Jamás he probado un pozole rojo como el que cocinaba mi madre. No solo era delicioso, también era adictivo. Créeme, lo probabas una vez y tenías la necesidad de servirte al menos una vez más para quedar satisfecho.
En una vaporera como de 20 litros, doña Estela hacía el menjurje que encantaba a toda su tribu. Parece que fue ayer... —musito mientras escribo. Y es que sí, está tan presente en mi memoria que, casi casi puedo apreciar el aroma inconfundible del pozole de mi madre.
Esa anciana que se teñía el cabello de color borgoña y que en una ocasión le quedó morado buganvilia. Esa anciana que cantaba y silbaba mientras hacía de comer. «No me gusta cocinar» —decía—, pero al parecer lo fingía muy bien mientras hacía los coros de las canciones de Juan Gabriel.
Vestida siempre elegante, a tono y combinada, con uñas largas y zarcillos de oro haciendo juego con su reloj; pantalones de punto color palo de rosa con un blusón rosa metálico con flores doradas, y su bolso de piel a tono con sus Flexi color marrón.
Cuidaba los detalles, ahora que lo pienso bien. Cuidaba su limpieza usando un mandil con florecitas de colores y bolsillos al frente donde resguardaba, sin dudar, los Del Prado que fumaba sin cesar. Esos cigarros que guardaba celosamente en el cajón de las cucharas, un escondite muy malo para los jóvenes que de madrugada nos levantábamos para asaltarlos y fugarnos a resoplar y resoplar el humo que se elevaba anunciando una falsa libertad.
Mi madre, aquella anciana que cantando y fumando guisaba... Carne de cerdo, un tanto. Granos de maíz pozolero, media granja. Chiles (sepa cuáles y sepa cuántos). Y, mientras «abrázame muy fuerte amor» sonaba en su grabadora negra llena de cochambre en su cocina, ella cantaba sin ton, ni son.
De niño uno piensa que nuestros padres morirán muy de ancianos, o quizá es que es tan doloroso solo pensarlo que, siendo aún pequeños, preferimos ignorar ese episodio, callamos nuestra mente porque eso trae paz y descanso a nuestro infante corazón. Y vivimos la vida así, callando la obviedad de la muerte, olvidamos que estamos de paso en esta tierra y que la vida es apenas un suspiro, una neblina como dice la Biblia (Stg. 4:14).

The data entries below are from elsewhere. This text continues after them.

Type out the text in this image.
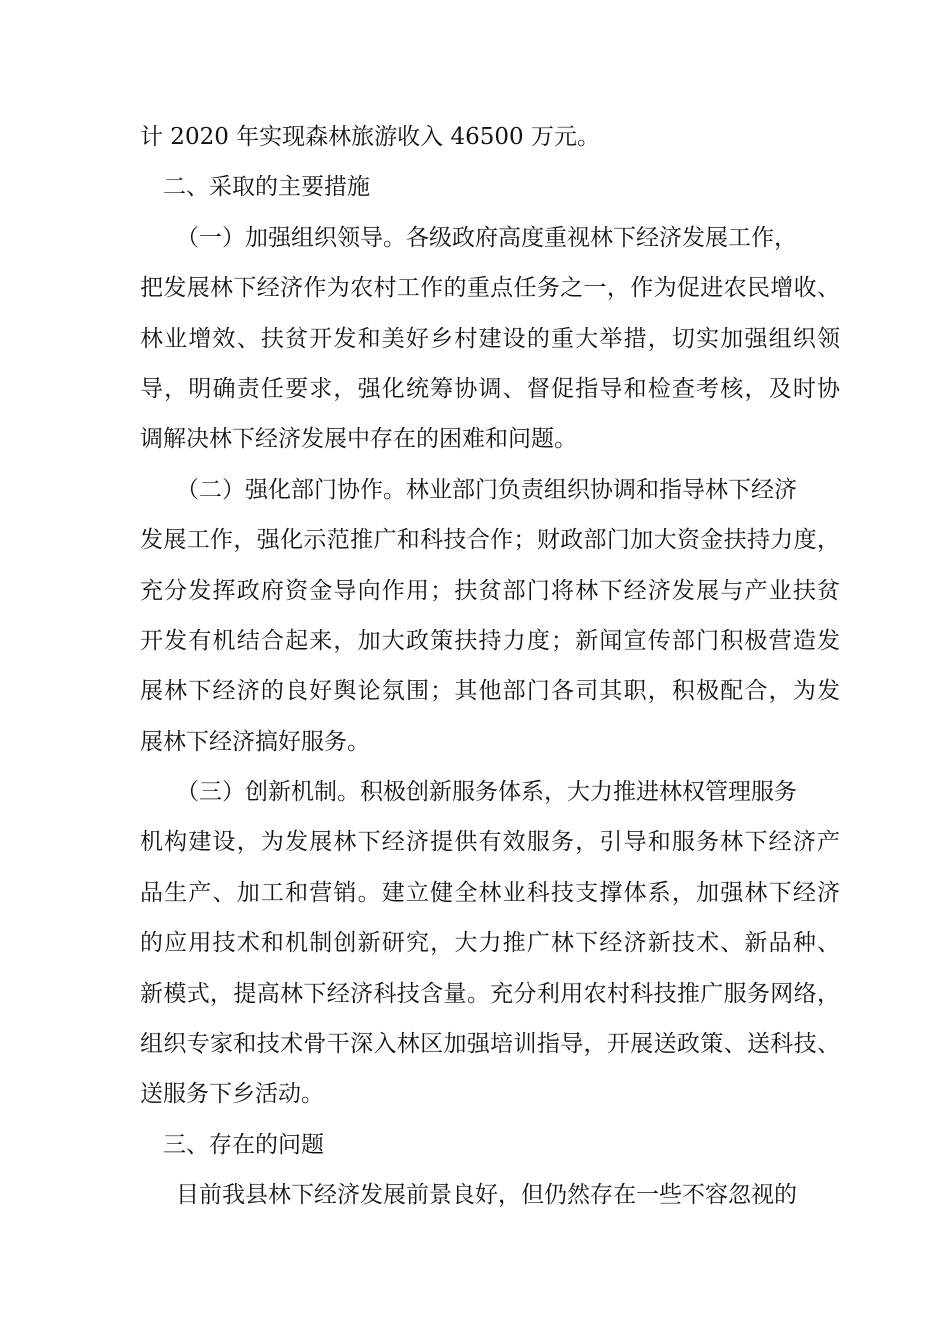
计 2020 年实现森林旅游收入 46500 万元。
二、采取的主要措施
（一）加强组织领导。各级政府高度重视林下经济发展工作，
把发展林下经济作为农村工作的重点任务之一，作为促进农民增收、
林业增效、扶贫开发和美好乡村建设的重大举措，切实加强组织领
导，明确责任要求，强化统筹协调、督促指导和检查考核，及时协
调解决林下经济发展中存在的困难和问题。
（二）强化部门协作。林业部门负责组织协调和指导林下经济
发展工作，强化示范推广和科技合作；财政部门加大资金扶持力度，
充分发挥政府资金导向作用；扶贫部门将林下经济发展与产业扶贫
开发有机结合起来，加大政策扶持力度；新闻宣传部门积极营造发
展林下经济的良好舆论氛围；其他部门各司其职，积极配合，为发
展林下经济搞好服务。
（三）创新机制。积极创新服务体系，大力推进林权管理服务
机构建设，为发展林下经济提供有效服务，引导和服务林下经济产
品生产、加工和营销。建立健全林业科技支撑体系，加强林下经济
的应用技术和机制创新研究，大力推广林下经济新技术、新品种、
新模式，提高林下经济科技含量。充分利用农村科技推广服务网络，
组织专家和技术骨干深入林区加强培训指导，开展送政策、送科技、
送服务下乡活动。
三、存在的问题
目前我县林下经济发展前景良好，但仍然存在一些不容忽视的
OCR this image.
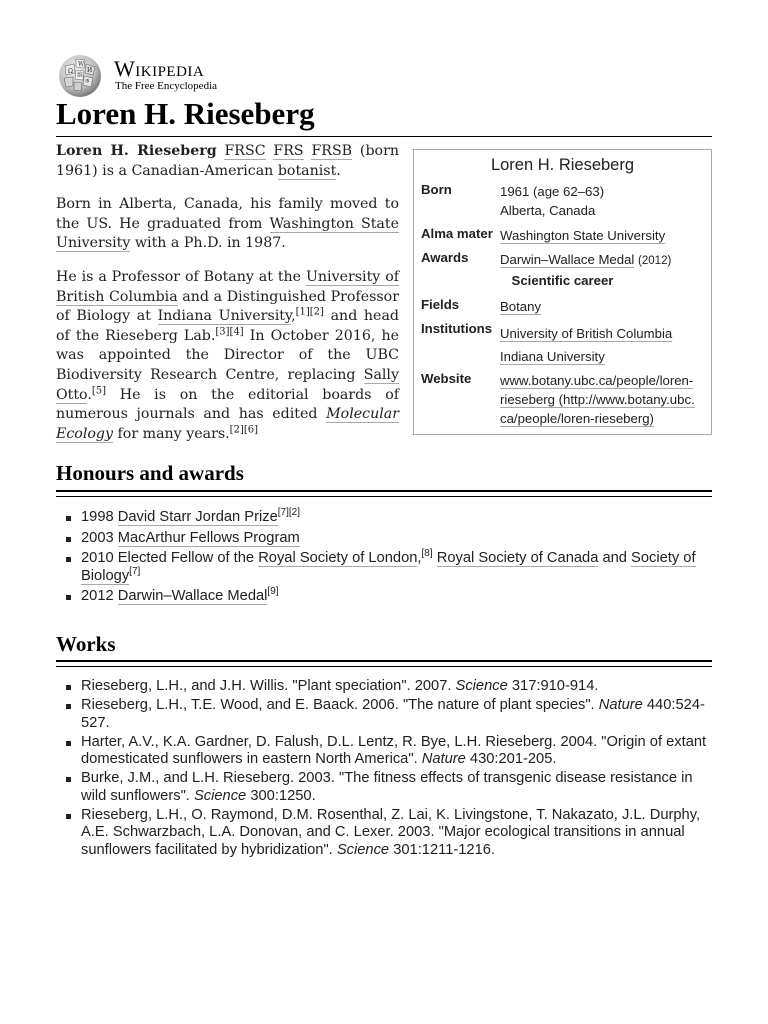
Ω
W
И
維
ক
Wikipedia
The Free Encyclopedia
Loren H. Rieseberg

Loren H. Rieseberg FRSC FRS FRSB (born 1961) is a Canadian-American botanist.

Born in Alberta, Canada, his family moved to the US. He graduated from Washington State University with a Ph.D. in 1987.

He is a Professor of Botany at the University of British Columbia and a Distinguished Professor of Biology at Indiana University,[1][2] and head of the Rieseberg Lab.[3][4] In October 2016, he was appointed the Director of the UBC Biodiversity Research Centre, replacing Sally Otto.[5] He is on the editorial boards of numerous journals and has edited Molecular Ecology for many years.[2][6]

Loren H. Rieseberg
Born	1961 (age 62–63)
Alberta, Canada
Alma mater Washington State University
Awards	Darwin–Wallace Medal (2012)
Scientific career
Fields	Botany
Institutions University of British Columbia
Indiana University
Website	www.botany.ubc.ca/people/loren-
rieseberg (http://www.botany.ubc.
ca/people/loren-rieseberg)
Honours and awards
1998 David Starr Jordan Prize[7][2]
2003 MacArthur Fellows Program
2010 Elected Fellow of the Royal Society of London,[8] Royal Society of Canada and Society of Biology[7]
2012 Darwin–Wallace Medal[9]
Works
Rieseberg, L.H., and J.H. Willis. "Plant speciation". 2007. Science 317:910-914.
Rieseberg, L.H., T.E. Wood, and E. Baack. 2006. "The nature of plant species". Nature 440:524-527.
Harter, A.V., K.A. Gardner, D. Falush, D.L. Lentz, R. Bye, L.H. Rieseberg. 2004. "Origin of extant domesticated sunflowers in eastern North America". Nature 430:201-205.
Burke, J.M., and L.H. Rieseberg. 2003. "The fitness effects of transgenic disease resistance in wild sunflowers". Science 300:1250.
Rieseberg, L.H., O. Raymond, D.M. Rosenthal, Z. Lai, K. Livingstone, T. Nakazato, J.L. Durphy, A.E. Schwarzbach, L.A. Donovan, and C. Lexer. 2003. "Major ecological transitions in annual sunflowers facilitated by hybridization". Science 301:1211-1216.
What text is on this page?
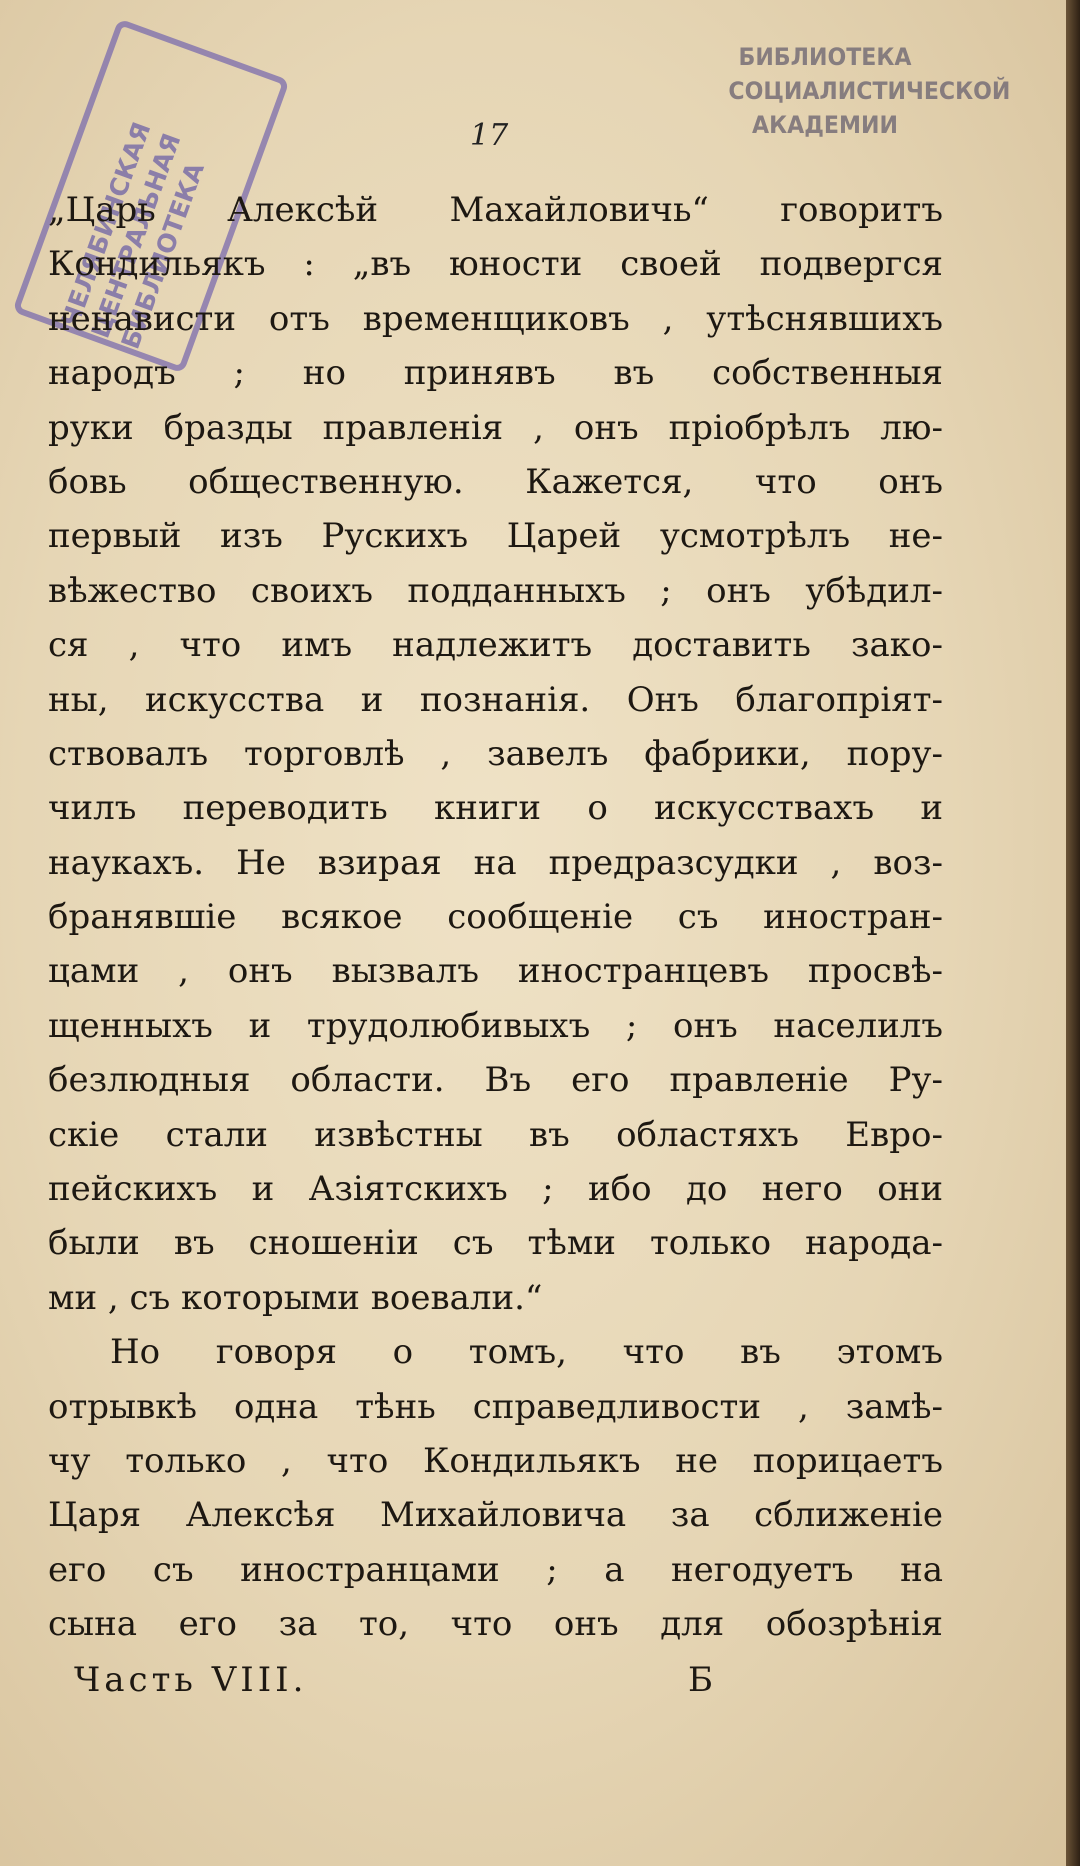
ЧЕЛЯБИНСКАЯ ЦЕНТРАЛЬНАЯ БИБЛИОТЕКА
БИБЛИОТЕКА
СОЦИАЛИСТИЧЕСКОЙ
АКАДЕМИИ
17
„Царь Алексѣй Махайловичь“ говоритъ
Кондильякъ : „въ юности своей подвергся
ненависти отъ временщиковъ , утѣснявшихъ
народъ ; но принявъ въ собственныя
руки бразды правленія , онъ пріобрѣлъ лю-
бовь общественную. Кажется, что онъ
первый изъ Рускихъ Царей усмотрѣлъ не-
вѣжество своихъ подданныхъ ; онъ убѣдил-
ся , что имъ надлежитъ доставить зако-
ны, искусства и познанія. Онъ благопріят-
ствовалъ торговлѣ , завелъ фабрики, пору-
чилъ переводить книги о искусствахъ и
наукахъ. Не взирая на предразсудки , воз-
бранявшіе всякое сообщеніе съ иностран-
цами , онъ вызвалъ иностранцевъ просвѣ-
щенныхъ и трудолюбивыхъ ; онъ населилъ
безлюдныя области. Въ его правленіе Ру-
скіе стали извѣстны въ областяхъ Евро-
пейскихъ и Азіятскихъ ; ибо до него они
были въ сношеніи съ тѣми только народа-
ми , съ которыми воевали.“
Но говоря о томъ, что въ этомъ
отрывкѣ одна тѣнь справедливости , замѣ-
чу только , что Кондильякъ не порицаетъ
Царя Алексѣя Михайловича за сближеніе
его съ иностранцами ; а негодуетъ на
сына его за то, что онъ для обозрѣнія
Часть VIII.	Б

Nunca aprendí de mi madre lo mejor que sabía hacer en el hogar: cocinar. No me tomé el tiempo para sentarme a apreciar lo que con sus manos solía transformar de una simple verdura a un suculento manjar. Mientras ella cantaba y guisaba, yo solía ignorar, prefería ausentarme e interiorizar, para letra a letra relatar en mi cuaderno de viaje lo que en el día me había logrado cautivar, y olvidaba el hecho de que algún día no la vería más, ni la escucharía hablar, ni sus manos volverían a palpar mi rostro con tranquilidad.
No me senté a disfrutar de esa vieja que lloraba sin parar cuando la risa era tanta, que la ahogaba de felicidad. Pido a Dios que en esta tierra me permita no olvidar el rostro de mi madre, lleno de arrugas que evidenciaba el paso del tiempo; que nunca olvide agradecer a Dios por la enorme gracia que nos permitió tenerla en casa, con sus achaques de anciana y el café dulce que aromatizaba las mañanas.
Hoy es parte de mis memorias, de mis recuerdos anclados en mis sueños y mi corazón contento. No puedo imaginar el día que ocurra nuestro reencuentro en el momento que nuestro buen Dios me llame para atraerme a su aposento.
Mientras tanto, aquí sigo recordando su arte culinario, cantando sus canciones, bailando con tambores y llorando, por qué no, por los recuerdos que dejó plasmados en mis años primeros, con sus canciones, sus amores toscos, y su manera única de cantar la vida sin pensar en el qué dirán.
Gracias a Dios por la vida de mi madre, por los recuerdos que tengo de ella, por las risas y ocurrencias que día a día nos compartía. Sí, la disfruté en vida, poco, aunque suficiente, tanto como Dios quería.